A few years ago, when I was still in college (ok, maybe it was more than a few years ago) I read and enjoyed a little book from George Gamow titled Mr. Tompkins in paperback.  As you can read in Wikipedia, the books are structured as a series of dreams in which Mr Tompkins enters alternate worlds where the physical constants have radically different values from those they have in the real world. This results in the counterintuitive results of the theory of relativity and quantum mechanics becoming obvious in everyday life.

Reading such books, we can immerse ourselves, to some extent, in worlds with tweaked physical laws, and thus learn more about what they mean.

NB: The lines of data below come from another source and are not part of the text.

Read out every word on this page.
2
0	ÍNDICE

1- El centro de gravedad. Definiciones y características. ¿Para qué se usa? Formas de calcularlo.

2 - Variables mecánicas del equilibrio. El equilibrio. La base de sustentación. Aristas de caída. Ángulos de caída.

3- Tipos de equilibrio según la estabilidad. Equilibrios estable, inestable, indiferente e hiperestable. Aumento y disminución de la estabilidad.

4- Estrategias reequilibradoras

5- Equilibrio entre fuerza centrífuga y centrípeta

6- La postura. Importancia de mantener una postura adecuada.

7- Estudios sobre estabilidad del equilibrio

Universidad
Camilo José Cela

We could revisit this learning approach using new technologies, i.e., immersive virtual reality. For example, what would happen if the speed of light and the associated structure of space-time was reduced to the scale of everyday experience. I don't know, say it was 50 m/s. We could experience, through VR,  length contraction, time dilation and the twin paradox, the relativity of simultaneity and other relativistic phenomena going to work, or on a trip to a meeting. We could, or rather, would have to internalize these physical phenomena: our survival would depend on it. What about quantum physics? What would you experience if the quantum for action, Plank's constant, where much larger? We could experience tunneling and other interference phenomena, for example. Path integral "existentialism" would become commonplace. 

Well, the world we experience is not this one. Yet, using VR we could immerse ourselves in such worlds and learn, in a deeper way these concepts. How does the world feel at nanoscale? This "immersion" is more or less what physics students do when they learn these abstract boxes: develop intuition relying on our own "reality machine" simulations. We play with concepts, try to visualize, until we internalize the basic conceptual structures.

In fact, I would claim we learn quite a bit of classical physics by experiencing it. Our bodies know about forces, inertia, gravity, friction ... Could we not teach ourselves more?

Another interesting idea would be to implement in VR an experience like the one suggested in Greg Egan's Quarantine, where some people can avoid collapsing the wave function when the make an observation (in QMs, it is assumed that measurements are somehow responsible for the collapse of the wavefunction). Or what about falling into a black hole? Could we somehow experience that?

Finally, VR could be used in the process of research itself, as a tool to supplement or instantiate what physicists often use: gedankens, or thought experiments (see Reiner and Burko, On the Limitations of Thought Experiments in Physics and the Consequences for Physics Education , Science & Education 12: 365–385, 2003.)

The possibilities appear to be endless.